Jean Marchand (* 20. Dezember 1918 in Champlain, Que., Can. - gestorben am 28. August 1988 in Saint-Augustin, Que.), Kanadischer Politiker, Präsident des Konföderationsverbandes der nationalen Gewerkschaften (1961–65) und einer der „drei Weisen“ von Quebec zusammen mitPierre Elliott Trudeau und Gérard Pelletier.

Nach seinem Abschluss an der Laval University wurde Marchand ein prominenter Gewerkschaftsführer in Quebec und half 1960 bei der Niederlage der Regierung der Union Nationale. 1965 wurde Premierminister Lester B.Pearson überredete ihn, ein Kandidat für die Liberale Partei zu werden, und Marchand überzeugte Trudeau und Pelletier, sich um ein Amt zu bewerben. Alle drei wurden gewählt und dienten in Pearsons Kabinett bis 1968, als Pearson von Trudeau abgelöst wurde. Marchand war zunächst Minister für Staatsbürgerschaft und Einwanderung und hatte später die Bereiche Personal, Forstwirtschaft und ländliche Entwicklung, regionale wirtschaftliche Expansion, Verkehr und Umwelt inne . Er war ein starker Föderalist, der die Zweisprachigkeit förderte und den Separatismus für Quebec ablehnte.
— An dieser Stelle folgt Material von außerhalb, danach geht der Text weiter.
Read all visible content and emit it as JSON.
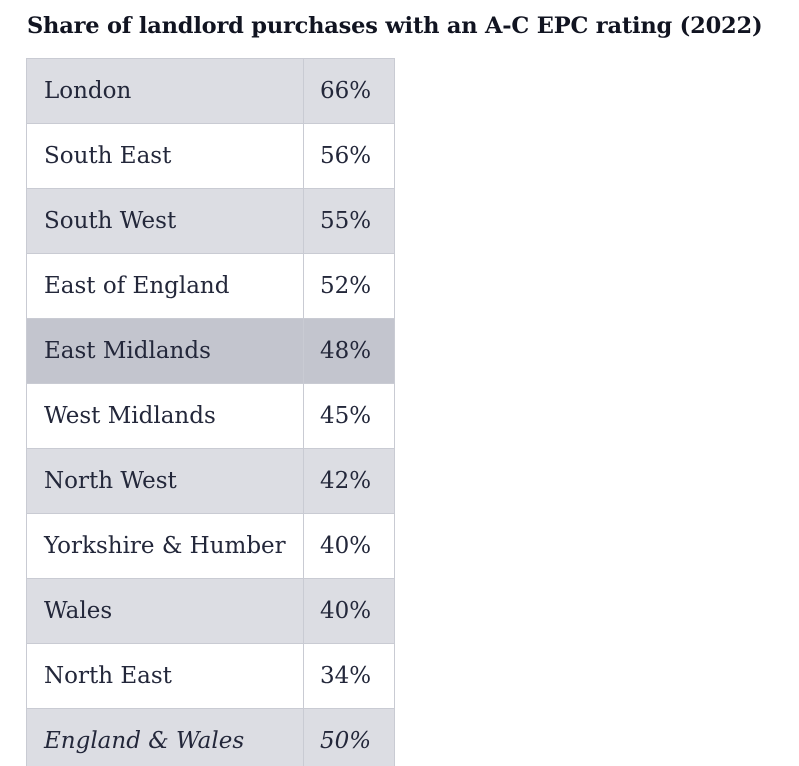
{
  "title": "Share of landlord purchases with an A-C EPC rating (2022)",
  "table": {
    "rows": [
      {
        "region": "London",
        "share": "66%"
      },
      {
        "region": "South East",
        "share": "56%"
      },
      {
        "region": "South West",
        "share": "55%"
      },
      {
        "region": "East of England",
        "share": "52%"
      },
      {
        "region": "East Midlands",
        "share": "48%"
      },
      {
        "region": "West Midlands",
        "share": "45%"
      },
      {
        "region": "North West",
        "share": "42%"
      },
      {
        "region": "Yorkshire & Humber",
        "share": "40%"
      },
      {
        "region": "Wales",
        "share": "40%"
      },
      {
        "region": "North East",
        "share": "34%"
      },
      {
        "region": "England & Wales",
        "share": "50%"
      }
    ]
  },
  "colors": {
    "stripe": "#dcdde3",
    "hover_highlight": "#c3c5ce",
    "border": "#c9cbd3",
    "text": "#23273a"
  }
}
Er diente in Trudeaus Kabinett bis 1976, als er zurücktrat, um gegen die Weigerung der Regierung zu protestieren, französisch-kanadischen Piloten das Recht zu gewähren, mit Fluglotsen auf Französisch zu kommunizieren. Er wurde 1976 in den Senat berufen und war von 1980 bis 1983 Redner, als er zurücktrat, um die kanadische Verkehrskommission zu leiten, eine Position, die er bis 1985 innehatte . 1986 wurde er in den Order of Canada berufen.